Jak są zawody, zasiadam przed telewizor i oglądam transmisje z Tour de Ski. Przyznam, że się czuję nieswojo i trochę żałuję, że mnie tam nie ma. Trudno ocenić jakbym wypadła, ale w tej formie, w jakiej jestem teraz, nie byłoby źle. Tour to świetne zawody! W przyszłym roku wezmę w nich udział z silnym postanowieniem zwycięstwa. Będzie to w sezonie 2011/2012 najważniejsza impreza - powiedziała Bjoergen norweskiej telewizji NRK.

Niespełna 31-letnia zawodniczka podkreśliła, że decyzję o rezygnacji ze startu w Tour de Ski podjęła dawno temu i dzisiaj, mimo pewnego żalu uważa, iż była ona słuszna. Zawodniczka uznała, że narciarskie mistrzostwa świata w Oslo, które odbędą się w dniach od 24 lutego do 6 marca są dla niej priorytetem. Podobnie postąpiłam w sezonie olimpijskim i w Vancouver zdobyłam aż pięć medali zimowych igrzysk: trzy złote, srebrny i brązowy. Uważam, że sprawdzonej recepty nie powinno się zmieniać, dlatego nie biorę teraz udziału w Tour de Ski - zaznaczyła czterokrotna mistrzyni świata (2003 i 2005).

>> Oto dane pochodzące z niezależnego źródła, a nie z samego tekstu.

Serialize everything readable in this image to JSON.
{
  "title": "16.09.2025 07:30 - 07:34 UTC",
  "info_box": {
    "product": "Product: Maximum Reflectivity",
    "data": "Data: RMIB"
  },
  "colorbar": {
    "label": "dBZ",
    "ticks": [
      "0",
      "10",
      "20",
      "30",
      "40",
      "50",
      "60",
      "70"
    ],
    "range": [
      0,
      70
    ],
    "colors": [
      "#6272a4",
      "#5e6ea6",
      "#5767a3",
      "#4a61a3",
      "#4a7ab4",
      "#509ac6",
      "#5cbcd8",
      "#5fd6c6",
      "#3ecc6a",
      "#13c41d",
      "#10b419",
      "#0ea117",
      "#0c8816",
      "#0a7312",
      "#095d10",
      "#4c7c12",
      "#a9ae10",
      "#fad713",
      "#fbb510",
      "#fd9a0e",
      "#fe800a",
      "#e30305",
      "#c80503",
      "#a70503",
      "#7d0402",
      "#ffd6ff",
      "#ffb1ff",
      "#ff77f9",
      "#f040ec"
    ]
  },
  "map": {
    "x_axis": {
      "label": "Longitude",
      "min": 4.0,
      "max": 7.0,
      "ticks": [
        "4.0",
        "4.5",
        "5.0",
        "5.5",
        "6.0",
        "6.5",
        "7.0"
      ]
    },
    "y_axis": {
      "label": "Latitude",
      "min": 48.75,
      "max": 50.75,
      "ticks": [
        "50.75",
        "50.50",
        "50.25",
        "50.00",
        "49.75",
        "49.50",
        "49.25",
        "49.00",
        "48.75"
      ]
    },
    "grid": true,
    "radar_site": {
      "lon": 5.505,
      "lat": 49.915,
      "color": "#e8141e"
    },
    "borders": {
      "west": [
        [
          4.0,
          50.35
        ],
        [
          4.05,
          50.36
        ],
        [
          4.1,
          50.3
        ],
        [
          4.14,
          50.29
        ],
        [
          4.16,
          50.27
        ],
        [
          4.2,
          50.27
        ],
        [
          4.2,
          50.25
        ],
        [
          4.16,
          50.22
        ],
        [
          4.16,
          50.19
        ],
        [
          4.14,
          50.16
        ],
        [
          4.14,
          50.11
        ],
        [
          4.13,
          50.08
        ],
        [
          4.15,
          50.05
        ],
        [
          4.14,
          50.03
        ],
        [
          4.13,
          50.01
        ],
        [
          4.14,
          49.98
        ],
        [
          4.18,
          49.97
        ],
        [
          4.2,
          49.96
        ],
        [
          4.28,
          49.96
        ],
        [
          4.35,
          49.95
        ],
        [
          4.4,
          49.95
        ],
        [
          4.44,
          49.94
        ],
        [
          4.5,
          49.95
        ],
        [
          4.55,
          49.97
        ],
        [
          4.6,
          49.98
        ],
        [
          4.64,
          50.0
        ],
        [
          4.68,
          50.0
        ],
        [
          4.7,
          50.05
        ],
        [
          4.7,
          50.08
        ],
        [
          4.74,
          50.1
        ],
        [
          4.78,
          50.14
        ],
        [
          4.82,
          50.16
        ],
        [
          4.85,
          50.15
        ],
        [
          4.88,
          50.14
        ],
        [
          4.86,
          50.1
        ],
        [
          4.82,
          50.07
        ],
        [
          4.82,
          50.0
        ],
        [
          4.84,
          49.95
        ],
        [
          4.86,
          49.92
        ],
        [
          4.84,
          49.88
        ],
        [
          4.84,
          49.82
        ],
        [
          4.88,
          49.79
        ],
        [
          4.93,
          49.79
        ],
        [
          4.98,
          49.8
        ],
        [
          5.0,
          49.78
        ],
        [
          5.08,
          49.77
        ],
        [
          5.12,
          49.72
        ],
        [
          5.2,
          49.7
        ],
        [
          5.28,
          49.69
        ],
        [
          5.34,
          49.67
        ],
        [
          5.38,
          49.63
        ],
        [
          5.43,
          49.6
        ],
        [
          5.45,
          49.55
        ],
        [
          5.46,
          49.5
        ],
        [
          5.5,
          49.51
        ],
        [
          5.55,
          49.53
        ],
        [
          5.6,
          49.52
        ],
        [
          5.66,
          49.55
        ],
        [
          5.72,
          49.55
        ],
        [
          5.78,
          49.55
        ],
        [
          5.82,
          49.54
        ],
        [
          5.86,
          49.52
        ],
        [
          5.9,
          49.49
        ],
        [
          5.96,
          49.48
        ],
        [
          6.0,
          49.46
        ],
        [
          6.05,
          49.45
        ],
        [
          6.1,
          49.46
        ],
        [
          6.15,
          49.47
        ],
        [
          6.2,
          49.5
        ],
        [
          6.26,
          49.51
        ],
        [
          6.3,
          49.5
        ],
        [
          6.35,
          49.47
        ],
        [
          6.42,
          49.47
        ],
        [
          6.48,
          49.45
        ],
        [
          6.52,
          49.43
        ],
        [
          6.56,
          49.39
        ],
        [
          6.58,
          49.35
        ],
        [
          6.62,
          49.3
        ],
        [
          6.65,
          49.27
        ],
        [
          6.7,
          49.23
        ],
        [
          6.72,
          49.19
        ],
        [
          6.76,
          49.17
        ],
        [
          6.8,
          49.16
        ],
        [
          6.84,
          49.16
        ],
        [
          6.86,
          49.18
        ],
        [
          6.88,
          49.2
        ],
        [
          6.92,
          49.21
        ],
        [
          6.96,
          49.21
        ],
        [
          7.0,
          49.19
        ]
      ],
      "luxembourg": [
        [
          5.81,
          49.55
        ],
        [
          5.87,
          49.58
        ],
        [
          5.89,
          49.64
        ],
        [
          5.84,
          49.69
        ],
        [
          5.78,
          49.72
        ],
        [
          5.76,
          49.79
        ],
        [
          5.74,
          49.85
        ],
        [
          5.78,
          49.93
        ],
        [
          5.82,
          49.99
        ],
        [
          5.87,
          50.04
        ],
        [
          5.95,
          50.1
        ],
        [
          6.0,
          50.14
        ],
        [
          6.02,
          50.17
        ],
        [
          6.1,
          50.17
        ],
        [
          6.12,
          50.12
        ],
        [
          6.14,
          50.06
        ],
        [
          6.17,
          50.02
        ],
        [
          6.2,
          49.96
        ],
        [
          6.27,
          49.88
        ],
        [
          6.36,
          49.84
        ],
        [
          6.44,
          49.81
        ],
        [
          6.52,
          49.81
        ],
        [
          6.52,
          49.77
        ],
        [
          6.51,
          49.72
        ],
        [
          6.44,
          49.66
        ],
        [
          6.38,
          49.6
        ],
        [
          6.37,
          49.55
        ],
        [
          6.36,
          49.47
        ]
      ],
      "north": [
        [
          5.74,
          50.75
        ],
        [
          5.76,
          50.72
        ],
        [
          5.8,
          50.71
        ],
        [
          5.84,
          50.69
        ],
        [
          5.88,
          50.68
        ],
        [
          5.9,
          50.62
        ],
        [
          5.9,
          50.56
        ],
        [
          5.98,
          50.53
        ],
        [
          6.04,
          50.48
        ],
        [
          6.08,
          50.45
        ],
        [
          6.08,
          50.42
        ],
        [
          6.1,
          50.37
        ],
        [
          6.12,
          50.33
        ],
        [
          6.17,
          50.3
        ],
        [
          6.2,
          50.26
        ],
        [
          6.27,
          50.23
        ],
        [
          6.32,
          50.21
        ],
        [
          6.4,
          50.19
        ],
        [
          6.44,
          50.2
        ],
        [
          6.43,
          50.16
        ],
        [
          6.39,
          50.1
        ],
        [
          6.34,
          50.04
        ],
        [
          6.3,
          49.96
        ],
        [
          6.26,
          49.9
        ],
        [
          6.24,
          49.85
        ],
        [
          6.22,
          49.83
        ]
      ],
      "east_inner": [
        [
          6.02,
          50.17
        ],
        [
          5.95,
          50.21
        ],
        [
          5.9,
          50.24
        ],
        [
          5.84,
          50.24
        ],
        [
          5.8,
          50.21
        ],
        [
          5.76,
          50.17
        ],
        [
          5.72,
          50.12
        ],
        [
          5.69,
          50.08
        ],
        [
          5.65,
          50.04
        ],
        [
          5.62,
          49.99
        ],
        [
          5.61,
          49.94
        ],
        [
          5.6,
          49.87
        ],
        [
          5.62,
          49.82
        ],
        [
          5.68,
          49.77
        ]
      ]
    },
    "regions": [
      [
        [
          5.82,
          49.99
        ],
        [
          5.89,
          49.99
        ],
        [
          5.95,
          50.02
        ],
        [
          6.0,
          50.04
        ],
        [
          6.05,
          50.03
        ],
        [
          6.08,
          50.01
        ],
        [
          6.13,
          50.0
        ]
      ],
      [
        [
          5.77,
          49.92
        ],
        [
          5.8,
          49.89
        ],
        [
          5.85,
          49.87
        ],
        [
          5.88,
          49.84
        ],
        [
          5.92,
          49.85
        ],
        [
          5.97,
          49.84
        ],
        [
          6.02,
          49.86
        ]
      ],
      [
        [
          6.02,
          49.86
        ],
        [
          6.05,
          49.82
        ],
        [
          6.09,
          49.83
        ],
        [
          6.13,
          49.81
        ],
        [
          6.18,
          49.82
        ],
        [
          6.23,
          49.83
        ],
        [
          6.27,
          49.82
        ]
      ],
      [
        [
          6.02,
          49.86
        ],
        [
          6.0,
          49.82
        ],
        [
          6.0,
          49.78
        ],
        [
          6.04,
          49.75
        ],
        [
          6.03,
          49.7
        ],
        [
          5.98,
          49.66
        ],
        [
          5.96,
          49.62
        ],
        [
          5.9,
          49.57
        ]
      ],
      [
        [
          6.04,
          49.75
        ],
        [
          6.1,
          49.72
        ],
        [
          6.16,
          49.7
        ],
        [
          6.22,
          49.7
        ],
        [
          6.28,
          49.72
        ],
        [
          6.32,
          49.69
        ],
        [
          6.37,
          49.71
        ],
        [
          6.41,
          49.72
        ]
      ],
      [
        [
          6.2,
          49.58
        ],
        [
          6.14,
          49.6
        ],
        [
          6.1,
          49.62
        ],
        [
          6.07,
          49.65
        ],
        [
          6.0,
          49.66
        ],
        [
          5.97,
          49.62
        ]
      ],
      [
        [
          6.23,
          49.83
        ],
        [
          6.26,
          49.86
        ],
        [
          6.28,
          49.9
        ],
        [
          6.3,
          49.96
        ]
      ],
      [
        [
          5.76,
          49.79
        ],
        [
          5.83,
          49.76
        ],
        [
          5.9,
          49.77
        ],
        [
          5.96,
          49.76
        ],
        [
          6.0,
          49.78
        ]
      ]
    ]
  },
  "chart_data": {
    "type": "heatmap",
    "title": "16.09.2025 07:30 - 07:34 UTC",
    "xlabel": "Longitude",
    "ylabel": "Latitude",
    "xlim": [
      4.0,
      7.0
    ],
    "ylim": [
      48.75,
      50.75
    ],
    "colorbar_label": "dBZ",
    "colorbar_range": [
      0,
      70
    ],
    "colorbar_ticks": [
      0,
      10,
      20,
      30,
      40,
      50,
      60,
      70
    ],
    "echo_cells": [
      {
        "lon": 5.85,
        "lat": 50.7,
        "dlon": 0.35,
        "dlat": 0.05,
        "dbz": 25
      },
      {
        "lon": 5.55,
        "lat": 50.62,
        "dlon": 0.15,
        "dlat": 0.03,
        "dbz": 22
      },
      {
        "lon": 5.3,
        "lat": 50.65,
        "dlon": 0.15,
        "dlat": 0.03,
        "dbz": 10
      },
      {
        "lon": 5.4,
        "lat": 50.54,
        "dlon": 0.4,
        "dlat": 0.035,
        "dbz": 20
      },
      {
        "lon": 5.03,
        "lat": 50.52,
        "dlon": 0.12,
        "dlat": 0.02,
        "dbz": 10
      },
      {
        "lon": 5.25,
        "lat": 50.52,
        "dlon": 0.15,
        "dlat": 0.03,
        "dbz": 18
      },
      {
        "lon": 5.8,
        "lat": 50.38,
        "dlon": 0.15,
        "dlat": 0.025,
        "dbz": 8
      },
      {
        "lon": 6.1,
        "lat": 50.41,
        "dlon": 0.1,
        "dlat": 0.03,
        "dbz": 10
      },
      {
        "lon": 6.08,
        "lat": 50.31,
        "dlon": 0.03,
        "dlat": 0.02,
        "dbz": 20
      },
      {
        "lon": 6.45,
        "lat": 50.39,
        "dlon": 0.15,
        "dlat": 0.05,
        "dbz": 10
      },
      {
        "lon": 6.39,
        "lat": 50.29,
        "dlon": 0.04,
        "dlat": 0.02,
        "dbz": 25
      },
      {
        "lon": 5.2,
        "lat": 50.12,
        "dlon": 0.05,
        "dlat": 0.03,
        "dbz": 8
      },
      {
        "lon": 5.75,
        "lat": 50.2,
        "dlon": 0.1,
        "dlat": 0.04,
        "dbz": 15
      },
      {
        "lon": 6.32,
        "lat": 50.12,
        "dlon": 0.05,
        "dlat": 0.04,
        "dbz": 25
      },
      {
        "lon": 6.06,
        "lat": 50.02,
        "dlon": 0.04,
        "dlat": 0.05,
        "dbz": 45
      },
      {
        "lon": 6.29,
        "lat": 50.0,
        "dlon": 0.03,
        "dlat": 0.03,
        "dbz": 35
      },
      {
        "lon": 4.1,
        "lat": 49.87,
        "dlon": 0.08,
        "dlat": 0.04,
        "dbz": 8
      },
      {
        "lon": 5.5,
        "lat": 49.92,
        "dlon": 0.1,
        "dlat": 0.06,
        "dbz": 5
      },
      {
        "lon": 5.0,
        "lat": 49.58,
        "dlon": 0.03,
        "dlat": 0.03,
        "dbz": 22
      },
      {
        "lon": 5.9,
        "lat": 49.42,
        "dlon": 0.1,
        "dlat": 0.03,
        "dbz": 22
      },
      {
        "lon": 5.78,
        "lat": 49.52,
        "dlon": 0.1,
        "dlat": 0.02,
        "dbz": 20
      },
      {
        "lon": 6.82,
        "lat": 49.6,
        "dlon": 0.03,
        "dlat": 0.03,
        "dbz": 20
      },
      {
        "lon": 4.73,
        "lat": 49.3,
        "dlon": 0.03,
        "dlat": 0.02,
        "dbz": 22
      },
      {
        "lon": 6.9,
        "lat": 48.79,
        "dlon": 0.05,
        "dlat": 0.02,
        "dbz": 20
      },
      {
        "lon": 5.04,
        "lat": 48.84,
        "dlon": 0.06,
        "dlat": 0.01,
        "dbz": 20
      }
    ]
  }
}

Do wczoraj Bjoergen prowadziła w klasyfikacji generalnej Pucharu Świata z 680 punktami. Po zwycięstwie Justyny Kowalczyk w biegu na 15 kilometrów na dochodzenie w Dobiacco, który był szóstym etapem Tour de Ski, prowadzenie objęła zawodniczka AZS AWF Katowice. Teraz Justyna wyprzedza Norweżkę o 21 punktów.

Dzisiaj jest dzień przerwy. Jutro odbędzie się bieg techniką klasyczną na 10 km dla kobiet i 20 km mężczyzn. W niedzielę na koniec rywalizacji wszyscy pokonają 9 km techniką dowolną na dochodzenie.